La foto n. 22 del 1860 ce lo mostra entro una scena ridotta all'essenziale - un tavolo e una poltrona Settecento, il fondale teso e a tinta unita, il pavimento di moquette a quadroni -, nel tentativo di meglio far emergere la figura del Re che, però, appare impacciato e goffo in una divisa troppo larga, con l'evidente imbarazzo per come disporre la mano destra mentre la sinistra trova il suo appoggio sull'elsa della sciabola, con il cappello impennacchiato calato sugli occhi sornioni socchiusi e la giacca a due file di bottoni decorata con gran numero di medaglie.
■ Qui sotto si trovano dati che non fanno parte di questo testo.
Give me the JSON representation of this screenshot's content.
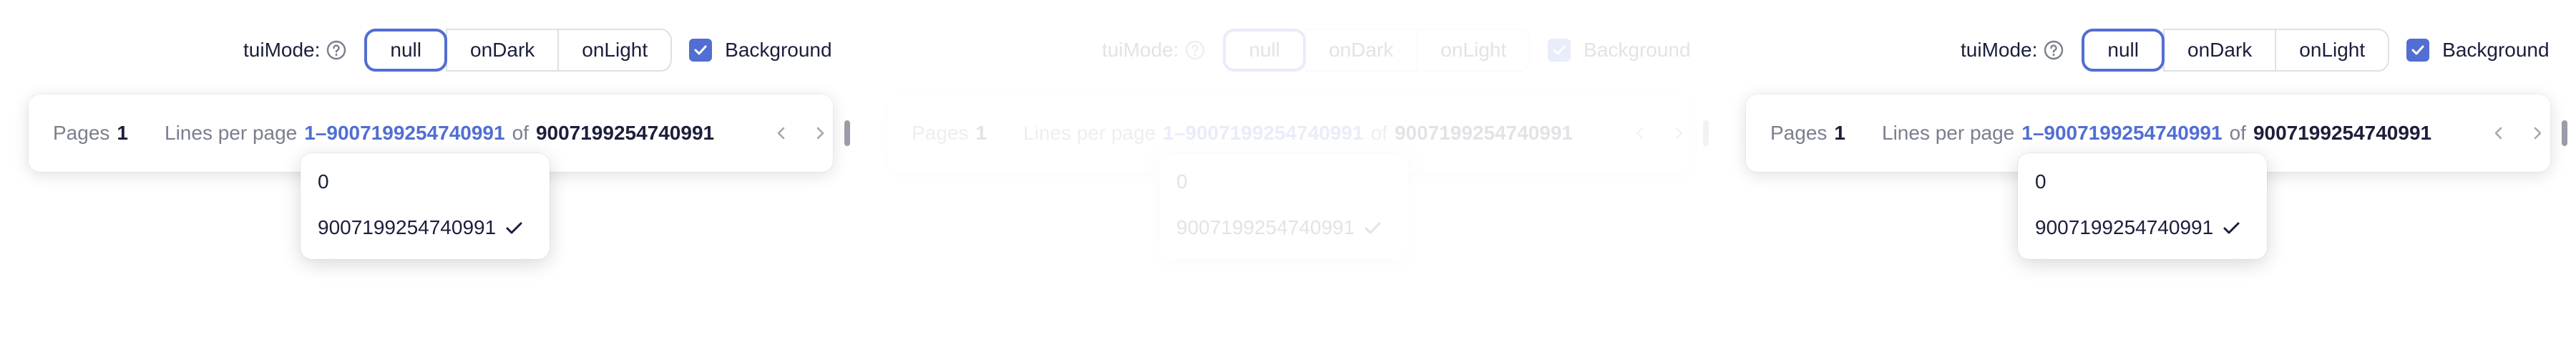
{
  "panels": [
    {
      "toolbar": {
        "mode_label": "tuiMode:",
        "help_icon": "question-circle-icon",
        "modes": [
          "null",
          "onDark",
          "onLight"
        ],
        "selected_mode": "null",
        "background_label": "Background",
        "background_checked": true
      },
      "pagination": {
        "pages_label": "Pages",
        "pages_value": "1",
        "lines_label": "Lines per page",
        "range": "1–9007199254740991",
        "of_label": "of",
        "total": "9007199254740991"
      },
      "dropdown": {
        "options": [
          "0",
          "9007199254740991"
        ],
        "selected": "9007199254740991"
      }
    },
    {
      "toolbar": {
        "mode_label": "tuiMode:",
        "help_icon": "question-circle-icon",
        "modes": [
          "null",
          "onDark",
          "onLight"
        ],
        "selected_mode": "null",
        "background_label": "Background",
        "background_checked": true
      },
      "pagination": {
        "pages_label": "Pages",
        "pages_value": "1",
        "lines_label": "Lines per page",
        "range": "1–9007199254740991",
        "of_label": "of",
        "total": "9007199254740991"
      },
      "dropdown": {
        "options": [
          "0",
          "9007199254740991"
        ],
        "selected": "9007199254740991"
      }
    },
    {
      "toolbar": {
        "mode_label": "tuiMode:",
        "help_icon": "question-circle-icon",
        "modes": [
          "null",
          "onDark",
          "onLight"
        ],
        "selected_mode": "null",
        "background_label": "Background",
        "background_checked": true
      },
      "pagination": {
        "pages_label": "Pages",
        "pages_value": "1",
        "lines_label": "Lines per page",
        "range": "1–9007199254740991",
        "of_label": "of",
        "total": "9007199254740991"
      },
      "dropdown": {
        "options": [
          "0",
          "9007199254740991"
        ],
        "selected": "9007199254740991"
      }
    }
  ],
  "colors": {
    "accent": "#526ed3",
    "text": "#1b1f3b",
    "muted": "#7b7e8e",
    "border": "#dfe0e6"
  }
}
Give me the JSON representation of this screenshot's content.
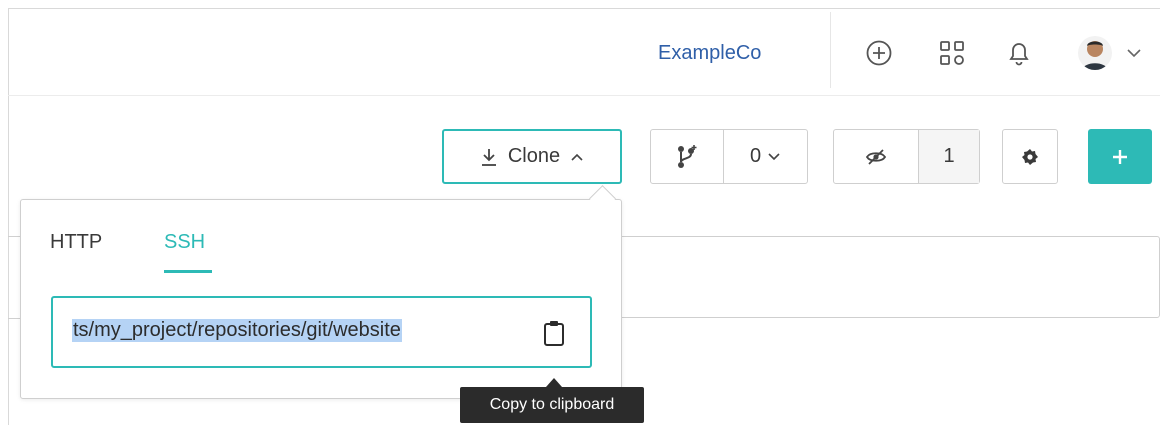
{
  "header": {
    "org_name": "ExampleCo",
    "icons": [
      "plus-circle-icon",
      "apps-grid-icon",
      "bell-icon",
      "avatar",
      "chevron-down-icon"
    ]
  },
  "toolbar": {
    "clone_label": "Clone",
    "branch_count": "0",
    "watch_count": "1"
  },
  "clone_popover": {
    "tabs": [
      {
        "label": "HTTP",
        "selected": false
      },
      {
        "label": "SSH",
        "selected": true
      }
    ],
    "url_value": "ts/my_project/repositories/git/website",
    "copy_tooltip": "Copy to clipboard"
  },
  "colors": {
    "accent": "#2dbab6",
    "link": "#2f5fa8",
    "tooltip_bg": "#2b2b2b",
    "selection": "#b5d3f5"
  }
}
Ne risulta l'immagine di un re contadino, che fu però capace di realizzare l'espansione del regno sabauda e l'unità d'Italia; immagine emblematica del nuovo regno che doveva avere lo scopo di tranquillizzare la maggior parte dei nuovi sudditi.


Le citate e succinte considerazioni intorno al mondo fotografico dei Savoia, parte limitata di quelle che potrebbero trarsi da tutte le immagini disponibili, sono comunque sufficienti per alcune riflessioni.
La fotografia non può offrirci un quadro completo storico dei personaggi oggetto della presente analisi, come ogni altro documento giunto sino a noi, ma presenta il vantaggio di possedere un rilevante potere evocativo e suggestivo che le dà i connotati della testimonianza diretta e vera, apparendo priva di elaborazione e interpretazione successive e consapevoli.
Il mezzo che la fotografia usa non modifica le condizioni ambientali, non trasfigura la figura, non cambia le azioni e i gesti rispetto alla capacità di percezione e di conoscenza, così come verrebbero rilevati nella "visione" dell'esperienza diretta. Può apportare, al più, elementi integrativi alla descrizione tradizionale, portata da testimoni non esenti da influenze soggettive, per verificarla e confermarla, soprattutto quando i personaggi riguardati sono anche gli autori delle immagini testimoniali.


Nel caso della fotografia documentale, esistono maggiori limitazioni all'eventuale invenzione dei personaggi, delle situazioni e dei luoghi cosicché ciò che potrebbe apparire un difetto di espressione diviene invece un pregio. Come già sostenuto, non deve concedersi un valore assoluto all'oggettività del mezzo fotografico, dipendente pur sempre dall'operato umano, bensì attribuirgli la validità del prodotto di uno strumento registratore poco o niente influente sull'evento.